Agentes comunitários de saúde e de combate a endemias protestaram em frente à Prefeitura de Cuiabá na manhã desta segunda-feira (30.03) contra a redução do adicional de insalubridade. A manifestação ocorreu após o município revisar os percentuais pagos à categoria, medida que acabou sendo suspensa pela Justiça.

Durante o ato, o prefeito Abilio Brunini (PL) esteve no local, mas foi recebido com vaias ao tentar se pronunciar diante dos servidores.

De acordo com os manifestantes, os agentes comunitários de saúde tiveram redução de 10% no adicional, enquanto os agentes de combate a endemias sofreram corte de 20%. A categoria afirma que a diminuição impacta diretamente na remuneração e não condiz com os riscos enfrentados no trabalho.

Em nota, a Prefeitura informou que a revisão dos percentuais foi realizada com base em laudos técnicos de insalubridade elaborados após determinação do Ministério Público do Estado. Segundo o município, o não cumprimento poderia resultar em responsabilização por improbidade administrativa.

Conforme a Secretaria Municipal de Saúde, o processo incluiu discussões com categorias, conselhos profissionais e sindicatos, após identificação de inconsistências nos critérios anteriormente aplicados. Os novos laudos passaram a orientar o pagamento do adicional conforme o grau de exposição aos agentes insalubres.

No caso dos agentes de combate a endemias, a Prefeitura explicou que a redução de 40% para 20% ocorreu porque não foi comprovada exposição contínua a agentes insalubres em nível máximo. A Secretaria também afirmou que o larvicida utilizado nas atividades é considerado seguro e não caracteriza risco elevado à saúde.

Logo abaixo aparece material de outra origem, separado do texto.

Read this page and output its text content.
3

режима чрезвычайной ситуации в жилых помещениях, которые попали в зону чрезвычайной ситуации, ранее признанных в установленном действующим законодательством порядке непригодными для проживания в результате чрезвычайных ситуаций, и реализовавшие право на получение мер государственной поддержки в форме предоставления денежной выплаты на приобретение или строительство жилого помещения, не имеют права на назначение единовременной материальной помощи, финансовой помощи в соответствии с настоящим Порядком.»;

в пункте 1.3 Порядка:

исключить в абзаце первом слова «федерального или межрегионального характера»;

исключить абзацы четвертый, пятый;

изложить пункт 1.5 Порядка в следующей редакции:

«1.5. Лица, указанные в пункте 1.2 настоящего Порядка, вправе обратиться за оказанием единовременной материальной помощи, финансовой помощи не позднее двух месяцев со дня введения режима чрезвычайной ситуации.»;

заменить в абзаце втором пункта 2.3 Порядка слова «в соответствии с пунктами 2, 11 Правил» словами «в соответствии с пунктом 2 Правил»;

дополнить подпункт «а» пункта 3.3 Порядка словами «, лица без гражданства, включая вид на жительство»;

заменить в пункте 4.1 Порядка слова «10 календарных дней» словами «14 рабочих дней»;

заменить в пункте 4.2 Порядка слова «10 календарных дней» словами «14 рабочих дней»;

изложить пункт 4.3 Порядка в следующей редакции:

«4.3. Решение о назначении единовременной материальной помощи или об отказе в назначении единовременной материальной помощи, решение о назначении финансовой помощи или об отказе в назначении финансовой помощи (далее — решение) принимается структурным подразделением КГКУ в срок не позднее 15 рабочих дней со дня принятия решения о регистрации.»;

A gestão municipal acrescentou que tem adotado medidas para valorização dos profissionais, como fornecimento de equipamentos de proteção individual, uniformes e filtro solar. Sobre o vale-transporte, informou que não há previsão legal para concessão do benefício nos moldes solicitados pela categoria.

A suspensão judicial da medida, no entanto, mantém o impasse entre os servidores e a Prefeitura, que deve seguir sendo discutido nos próximos dias.